Уже было поздно: я не смѣлъ возвратиться къ Элеонорѣ. Далъ себѣ слово увидѣть ее рано на другой день, и поехалъ домой къ отцу. У него было много гостей; мнѣ легко было въ собраніи многолюдномъ держаться въ сторонѣ и скрывать смятеніе. Когда мы остались одни, онъ сказалъ мнѣ: меня увѣряютъ, что прежняя любовница графа П… въ здѣшнемъ городѣ. Я всегда предоставлялъ тебѣ большую свободу и не хотѣлъ знать ничего о связяхъ твоихъ: но тебѣ неприлично въ твои лѣта имѣть гласно признанную любовницу. Сказываю напередъ, что я принялъ мѣры для удаленія ея отсюда. При сихъ словахъ онъ ушелъ. Я послѣдовалъ на нимъ; знакомъ велѣлъ онъ мнѣ удалиться. Богъ свидѣтель, сказалъ я ему, что она здѣсь не по моему приглашенію; Богъ свидѣтель, что, лишь бы она была счастлива, я согласился бы за эту цѣну никогда болѣе не видать ее. Но будьте осторожны въ томъ, что предпринимаете: думая меня разлучить съ нею, вы можете легко привязать къ ней навсегда.
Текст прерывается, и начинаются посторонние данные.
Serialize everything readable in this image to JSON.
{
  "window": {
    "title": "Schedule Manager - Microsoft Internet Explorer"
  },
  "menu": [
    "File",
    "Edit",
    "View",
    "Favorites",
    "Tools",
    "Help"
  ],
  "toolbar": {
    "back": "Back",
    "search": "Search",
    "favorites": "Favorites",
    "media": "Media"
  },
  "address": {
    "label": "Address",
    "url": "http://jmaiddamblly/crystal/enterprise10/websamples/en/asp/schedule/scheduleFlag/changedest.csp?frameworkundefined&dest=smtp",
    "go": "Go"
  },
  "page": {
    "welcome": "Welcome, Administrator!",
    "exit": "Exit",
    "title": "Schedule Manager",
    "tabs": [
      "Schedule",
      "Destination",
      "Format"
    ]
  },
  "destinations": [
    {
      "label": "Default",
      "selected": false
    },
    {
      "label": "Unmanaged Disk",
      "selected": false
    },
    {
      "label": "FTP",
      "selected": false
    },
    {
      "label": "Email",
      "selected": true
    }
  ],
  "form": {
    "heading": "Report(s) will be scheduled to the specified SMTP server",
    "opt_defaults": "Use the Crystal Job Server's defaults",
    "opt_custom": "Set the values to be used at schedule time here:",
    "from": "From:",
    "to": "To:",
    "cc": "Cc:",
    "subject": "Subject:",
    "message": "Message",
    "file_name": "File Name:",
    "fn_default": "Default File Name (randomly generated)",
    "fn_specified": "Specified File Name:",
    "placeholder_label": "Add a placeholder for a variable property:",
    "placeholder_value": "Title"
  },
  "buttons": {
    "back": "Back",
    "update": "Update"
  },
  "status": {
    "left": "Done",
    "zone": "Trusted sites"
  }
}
Я тотчасъ позвалъ къ себѣ служителя, ѣздившаго со мною въ моихъ путешествіяхъ и знавшаго связь мою съ Элеонорою. Я поручилъ ему развѣдать въ тотъ же часъ, если можно, каковы были мѣры, о которыхъ говорилъ мнѣ отецъ. Онъ возвратился послѣ двухъ часовъ. Секретарь отцовскій ввѣрилъ ему за тайну, что Элеонора должна была на другой день получить приказаніе выѣхать. Элеонора изгнанная! воскликнулъ я, изгнанная съ позоромъ! она, пріѣхавшая сюда единственно для меня! она, которой растерзалъ я сердце, которой слезы видѣлъ я безъ жалости! Гдѣ же преклонила бы она голову, несчастная, скитающаяся, и одна въ свѣтѣ, котораго уваженія я же лишилъ ее! Кому повѣдала бы она свою скорбь! Я скоро рѣшился. Я подкупилъ человѣка, который ходилъ за мною: расточалъ предъ нимъ золото и обѣщанія. Я заказалъ почтовую коляску къ шести часамъ утра, замышлялъ тысячу предположеній для моего вѣчнаго соединенія съ Элеонорой; я любилъ ее болѣе, нежели когда нибудь. Все мое сердце снова обратилось къ ней; я съ гордостью представлялъ себя покровителемъ ея; я алкалъ прижать ее въ мои объятія; любовь во всемъ могуществѣ своемъ возвратилась въ мою душу. Я ощущалъ въ головѣ, въ сердцѣ, въ чувствахъ лихорадку, которая обуревала мое существованіе. Если бы въ эту минуту Элеонора рѣшилась на разрывъ со мною, я умеръ бы у ногъ ея, умоляя остаться при мнѣ.